In terms of global temperatures, he said that previous forecasts had captured the relative flattening of temperature rise for several years and the subsequent sharper uptick seen over the last few years.
The Next Five Years
In finer detail, the models used by the Met Office suggest that the heat released by the strong El Niño that helped boost 2015’s temperature will continue into 2016, potentially causing it to rival 2015 for warmest year. But the run of consecutive record warm years would likely end there, with the possible shift to a La Niña state later this year.
La Niña is the cooler counterpart to El Niño, featuring colder-than-normal temperatures in the eastern portions of the tropical Pacific Ocean. It tends to overall cool the planet. Of course, there is still background warming at play, so 2017 would be “generally warm, but probably cooler than 2016,” Smith said.
Trenberth said he thinks the Met Office forecast is likely a bit high, based on previous research he has conducted. He thinks the current El Niño has likely already had its biggest impact on global temperatures and that 2016 won’t beat out 2015.
He said he does think, however, that there will a broader shift to warmer ocean conditions that will last for several years and that means that global temperatures will hover around the level they have recently reached before moving upward again, like stairs on a staircase.

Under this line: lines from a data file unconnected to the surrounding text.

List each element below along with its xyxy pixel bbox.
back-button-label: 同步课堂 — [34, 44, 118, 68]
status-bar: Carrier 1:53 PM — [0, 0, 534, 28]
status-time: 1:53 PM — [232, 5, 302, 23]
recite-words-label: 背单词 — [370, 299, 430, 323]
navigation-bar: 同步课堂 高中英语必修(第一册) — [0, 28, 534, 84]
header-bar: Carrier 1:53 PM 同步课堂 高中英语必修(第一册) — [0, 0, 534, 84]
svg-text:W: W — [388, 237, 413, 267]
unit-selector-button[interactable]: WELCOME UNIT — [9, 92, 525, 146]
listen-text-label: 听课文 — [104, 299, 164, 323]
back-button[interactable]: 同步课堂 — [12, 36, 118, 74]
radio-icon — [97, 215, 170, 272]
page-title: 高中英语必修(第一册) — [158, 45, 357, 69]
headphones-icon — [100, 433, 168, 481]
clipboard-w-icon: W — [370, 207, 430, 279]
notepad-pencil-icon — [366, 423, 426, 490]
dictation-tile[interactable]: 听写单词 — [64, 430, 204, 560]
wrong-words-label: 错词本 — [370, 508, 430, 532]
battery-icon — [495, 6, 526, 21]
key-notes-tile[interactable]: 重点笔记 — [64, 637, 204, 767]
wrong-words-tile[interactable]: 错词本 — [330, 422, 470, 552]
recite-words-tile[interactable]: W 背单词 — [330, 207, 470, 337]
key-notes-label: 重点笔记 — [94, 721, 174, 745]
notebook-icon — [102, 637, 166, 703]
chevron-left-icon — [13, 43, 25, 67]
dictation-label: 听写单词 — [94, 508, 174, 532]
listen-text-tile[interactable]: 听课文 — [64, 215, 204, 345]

It is this background warming from the heat trapped by greenhouse gases that actually accounts for most of the predictability in future temperature change, said Michael Mann, a climate scientist at Penn State.

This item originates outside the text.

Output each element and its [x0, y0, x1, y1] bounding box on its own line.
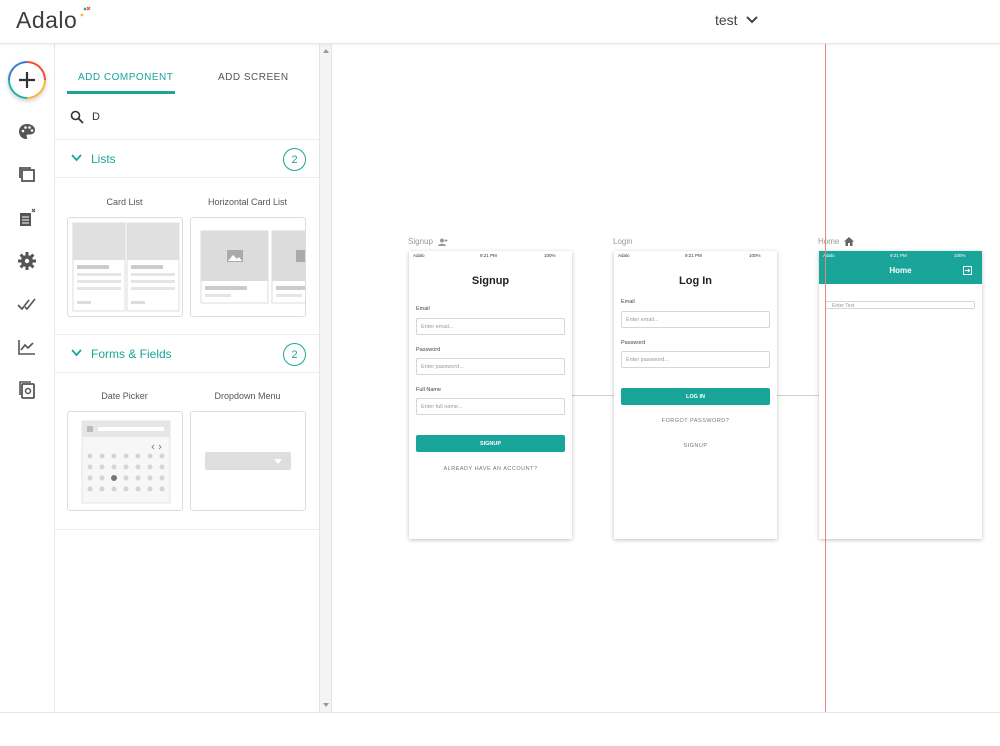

While each of the scientists not involved with the Met Office said they saw the potential usefulness of decadal forecasting, they said that any particular predictions at present aren’t at the stage where they can be used for any kind of decision-making.
“These exercises are not entirely without merit, but their utility should not be overstated,” Mann said in an email.
Gavin Schmidt, director of NASA’s Goddard Institute for Space Studies in New York, said that while he thought the decadal forecasting effort was “interesting science,” it is still in the research phase “and so comes with a lot more caveats and an understanding that it might not have any skill at all.”
Smith was more optimistic about the prospects of such forecasting efforts, but also emphasized their experimental nature.
“We are developing these products and we are assessing them at the moment,” but they could one day be used to help areas prepare in advance for a busy hurricane season or the onset of drought, he said.